Además, los líderes denuncian que, a pesar de que se desmovilizaron las Auc, la estructura parapolítica quedó intacta, acomodándose a los actores existentes en los territorios. “Después de la desmovilización de las AUC quedó su política incrustada en las Alcaldías, pero siguieron controlando. Siempre tuvieron la contraparte, que eran las Farc. Ahora es cuando están controlando zona rural, porque ellos siempre han tenido los municipios”, denuncia un líder.

Sobre esto también se refirió el senador Antonio Sanguino, “Estamos presenciando una nueva versión de la parapolítica, que es la mezcla de mercados ilegales, estructuras criminales y actores políticos. Y eso pone en enorme riesgo al tejido social y al liderazgo social y comunitario”.

Violencia sexual
Antes de ingresar al territorio, tuvimos conocimiento de un audio en el que un hombre, que se identificaba como miembros de las AGC, decía con palabras soeces que cualquier niña que estuviera en la calle en la noche sería violada y asesinada por ellos. Nadie sabe si realmente son ellos o si van a cumplir las amenazas, pero nadie se confía.
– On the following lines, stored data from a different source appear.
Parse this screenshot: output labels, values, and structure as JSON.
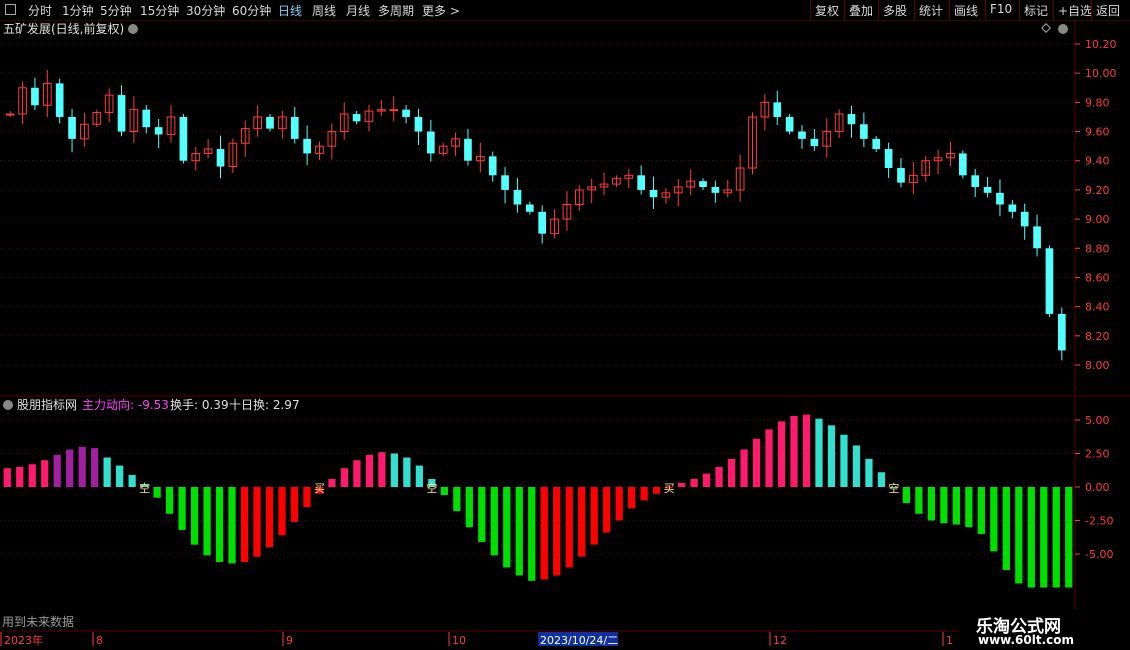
{
  "toolbar": {
    "left": [
      "分时",
      "1分钟",
      "5分钟",
      "15分钟",
      "30分钟",
      "60分钟",
      "日线",
      "周线",
      "月线",
      "多周期",
      "更多 >"
    ],
    "active": "日线",
    "right": [
      "复权",
      "叠加",
      "多股",
      "统计",
      "画线",
      "F10",
      "标记",
      "+自选",
      "返回"
    ]
  },
  "main": {
    "title": "五矿发展(日线,前复权)",
    "y_labels": [
      "10.20",
      "10.00",
      "9.80",
      "9.60",
      "9.40",
      "9.20",
      "9.00",
      "8.80",
      "8.60",
      "8.40",
      "8.20",
      "8.00"
    ]
  },
  "indicator": {
    "name": "股朋指标网",
    "main_label": "主力动向: -9.53",
    "turnover_label": "换手: 0.39",
    "ten_day_label": "十日换: 2.97",
    "y_labels": [
      "5.00",
      "2.50",
      "0.00",
      "-2.50",
      "-5.00"
    ],
    "signals": [
      {
        "text": "空",
        "i": 11
      },
      {
        "text": "买",
        "i": 25
      },
      {
        "text": "空",
        "i": 34
      },
      {
        "text": "买",
        "i": 53
      },
      {
        "text": "空",
        "i": 71
      }
    ]
  },
  "footer": {
    "note": "用到未来数据",
    "time_labels": [
      "2023年",
      "8",
      "9",
      "10",
      "2023/10/24/二",
      "12",
      "1"
    ]
  },
  "watermark": {
    "line1": "乐淘公式网",
    "line2": "www.60lt.com"
  },
  "colors": {
    "up": "#ff3c3c",
    "down": "#54ffff",
    "green": "#00e000",
    "red": "#ff0000",
    "pink": "#ff1a6e",
    "cyan": "#33e0d0",
    "purple": "#a020a0",
    "magenta": "#ff40ff",
    "grid": "#5a0000"
  },
  "chart_data": [
    {
      "type": "candlestick",
      "title": "五矿发展(日线,前复权)",
      "ylim": [
        7.9,
        10.3
      ],
      "close": [
        9.72,
        9.9,
        9.78,
        9.93,
        9.7,
        9.55,
        9.65,
        9.73,
        9.85,
        9.6,
        9.75,
        9.63,
        9.58,
        9.7,
        9.4,
        9.45,
        9.48,
        9.36,
        9.52,
        9.62,
        9.7,
        9.62,
        9.7,
        9.55,
        9.45,
        9.5,
        9.6,
        9.72,
        9.67,
        9.74,
        9.75,
        9.75,
        9.7,
        9.6,
        9.45,
        9.5,
        9.55,
        9.4,
        9.43,
        9.3,
        9.2,
        9.1,
        9.05,
        8.9,
        9.0,
        9.1,
        9.2,
        9.22,
        9.24,
        9.28,
        9.3,
        9.2,
        9.15,
        9.18,
        9.22,
        9.26,
        9.22,
        9.18,
        9.2,
        9.35,
        9.7,
        9.8,
        9.7,
        9.6,
        9.55,
        9.5,
        9.6,
        9.72,
        9.65,
        9.55,
        9.48,
        9.35,
        9.25,
        9.3,
        9.4,
        9.42,
        9.45,
        9.3,
        9.22,
        9.18,
        9.1,
        9.05,
        8.95,
        8.8,
        8.35,
        8.1
      ],
      "change": [
        0,
        0.18,
        -0.12,
        0.15,
        -0.23,
        -0.15,
        0.1,
        0.08,
        0.12,
        -0.25,
        0.15,
        -0.12,
        -0.05,
        0.12,
        -0.3,
        0.05,
        0.03,
        -0.12,
        0.16,
        0.1,
        0.08,
        -0.08,
        0.08,
        -0.15,
        -0.1,
        0.05,
        0.1,
        0.12,
        -0.05,
        0.07,
        0.01,
        0,
        -0.05,
        -0.1,
        -0.15,
        0.05,
        0.05,
        -0.15,
        0.03,
        -0.13,
        -0.1,
        -0.1,
        -0.05,
        -0.15,
        0.1,
        0.1,
        0.1,
        0.02,
        0.02,
        0.04,
        0.02,
        -0.1,
        -0.05,
        0.03,
        0.04,
        0.04,
        -0.04,
        -0.04,
        0.02,
        0.15,
        0.35,
        0.1,
        -0.1,
        -0.1,
        -0.05,
        -0.05,
        0.1,
        0.12,
        -0.07,
        -0.1,
        -0.07,
        -0.13,
        -0.1,
        0.05,
        0.1,
        0.02,
        0.03,
        -0.15,
        -0.08,
        -0.04,
        -0.08,
        -0.05,
        -0.1,
        -0.15,
        -0.45,
        -0.25
      ]
    },
    {
      "type": "bar",
      "title": "股朋指标网",
      "ylim": [
        -7.5,
        5.5
      ],
      "values": [
        1.4,
        1.5,
        1.7,
        2.0,
        2.4,
        2.8,
        3.0,
        2.9,
        2.2,
        1.6,
        0.9,
        0.2,
        -0.8,
        -2.0,
        -3.2,
        -4.3,
        -5.1,
        -5.6,
        -5.7,
        -5.6,
        -5.2,
        -4.5,
        -3.6,
        -2.6,
        -1.5,
        -0.5,
        0.6,
        1.4,
        2.0,
        2.4,
        2.6,
        2.5,
        2.2,
        1.6,
        0.6,
        -0.6,
        -1.8,
        -3.0,
        -4.1,
        -5.1,
        -6.0,
        -6.6,
        -7.0,
        -6.9,
        -6.6,
        -6.0,
        -5.2,
        -4.3,
        -3.4,
        -2.5,
        -1.6,
        -1.0,
        -0.5,
        -0.1,
        0.3,
        0.6,
        1.0,
        1.5,
        2.1,
        2.8,
        3.6,
        4.3,
        4.9,
        5.3,
        5.4,
        5.1,
        4.6,
        3.9,
        3.1,
        2.1,
        1.1,
        0.0,
        -1.2,
        -2.0,
        -2.5,
        -2.7,
        -2.8,
        -3.0,
        -3.5,
        -4.8,
        -6.2,
        -7.2,
        -7.5,
        -7.5,
        -7.5,
        -7.5
      ],
      "categories": [
        "2023年",
        "8",
        "9",
        "10",
        "2023/10/24/二",
        "12",
        "1"
      ]
    }
  ]
}
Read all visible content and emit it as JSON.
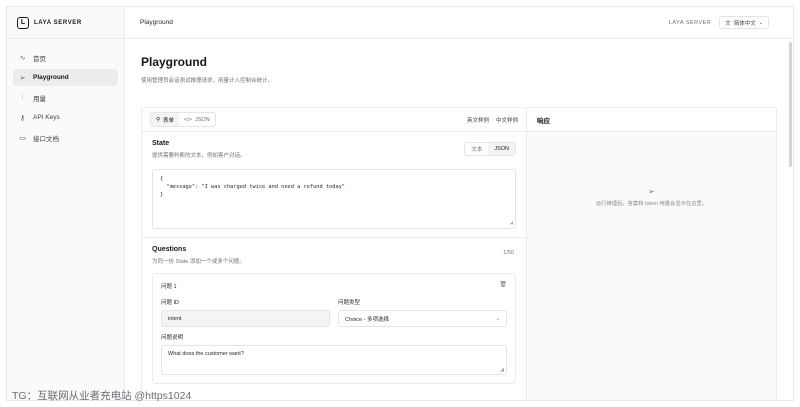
{
  "brand": {
    "name": "LAYA SERVER",
    "logo": "L"
  },
  "sidebar": {
    "items": [
      {
        "label": "首页",
        "icon": "pulse-icon",
        "glyph": "∿",
        "active": false
      },
      {
        "label": "Playground",
        "icon": "send-icon",
        "glyph": "➢",
        "active": true
      },
      {
        "label": "用量",
        "icon": "bar-chart-icon",
        "glyph": "⫶",
        "active": false
      },
      {
        "label": "API Keys",
        "icon": "key-icon",
        "glyph": "⚷",
        "active": false
      },
      {
        "label": "接口文档",
        "icon": "book-icon",
        "glyph": "▭",
        "active": false
      }
    ]
  },
  "topbar": {
    "breadcrumb": "Playground",
    "brand_label": "LAYA SERVER",
    "lang_icon": "translate-icon",
    "lang_label": "简体中文"
  },
  "page": {
    "title": "Playground",
    "description": "使用管理员会话测试推理请求，用量计入控制台统计。"
  },
  "left_panel": {
    "mode_tabs": [
      {
        "label": "表单",
        "icon": "filter-icon",
        "active": true
      },
      {
        "label": "JSON",
        "icon": "code-icon",
        "active": false
      }
    ],
    "links": [
      "英文样例",
      "中文样例"
    ],
    "state": {
      "title": "State",
      "description": "提供需要判断的文本，例如客户对话。",
      "toggle": [
        {
          "label": "文本",
          "active": false
        },
        {
          "label": "JSON",
          "active": true
        }
      ],
      "value": "{\n  \"message\": \"I was charged twice and need a refund today\"\n}"
    },
    "questions": {
      "title": "Questions",
      "count": "1/50",
      "description": "为同一份 State 添加一个或多个问题。",
      "items": [
        {
          "title": "问题 1",
          "id_label": "问题 ID",
          "id_value": "intent",
          "type_label": "问题类型",
          "type_value": "Choice - 多项选择",
          "desc_label": "问题说明",
          "desc_value": "What does the customer want?"
        }
      ]
    }
  },
  "right_panel": {
    "title": "响应",
    "empty_icon": "send-icon",
    "empty_text": "运行推理后，答案和 token 用量会显示在这里。"
  },
  "watermark": "TG：互联网从业者充电站 @https1024"
}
Y, por lo tanto, las niñas y jóvenes están aterradas y confinadas.

Una defensora de los derechos de las mujeres explicó que el panorama igual supera todo lo que el presunto actor armado decía en ese audio. “Las mujeres no tenemos la libertad para transitar en los territorios, corregimientos y veredas. Tenemos que pedirles permiso a los grupos ilegales para podernos movilizar. A las mujeres las minimizan y no la dejan participar porque en sus hogares también tienen alguien relacionado que ejerce una acción coercitiva contra ellas. Además, están siendo carne de cañón. Debido a la persecución que están haciendo contra ellos, las mujeres son las que se están prestando para cobrar vacunas, recibir extorsiones, ir a la cárcel a introducir drogas, pasar armamentos, llevar información, hacer posters”. Es decir, se están presentando violencias sexuales asociadas a la utilización de las mujeres en la guerra.

Esto va desde los enamoramientos con el propósito de utilizarlas para sus negocios hasta las violaciones sexuales. “Tenemos conocimiento de que hay niñas a las que han asesinado en Canalete, donde asesinaron tres mujeres, que eran lleva y trae. Se enamoran de soldados, policías para sacar información y luego terminan en el medio. Tampoco se pueden vestir como ellas quieren”.

También han conocido casos de desnudez forzada. “Tenemos el caso en El Cocuelo (Valencia) en el que una niña le fue infiel a su pareja y el castigo que le pusieron fue que la colocaron desnuda en el pueblo a barrer la calle. o sea que ejercen funciones de «gobierno»”.

Sin embargo, estos casos no están en conocimiento de las autoridades por varias razones. Primero, les da terror denunciar, pues pueden ser asesinadas y saben que la justicia no actuará. Segundo, cuando lo hacen son revictimizadas. Tercero, los exámenes médico-legales se tienen que ir a hacer en Montería, pero hay limitaciones económicas.

Las amenazas continúan
Los líderes que fueron consultados para este artículo están, todos, amenazados. Y no ven cómo esto se pueda detener. Al final de la reunión que tuvieron con la Comisión de Paz, la senadora Ruby Chagüi dijo que desde el gobierno se condenaban todos estos asesinatos, y que entregarían la información a las autoridades. El senador Antonio Sanguino, por su parte, dijo lo que todos los líderes piden. «Aquí no solo importa saber quién está disparando, sino quién ordena matar y disparar».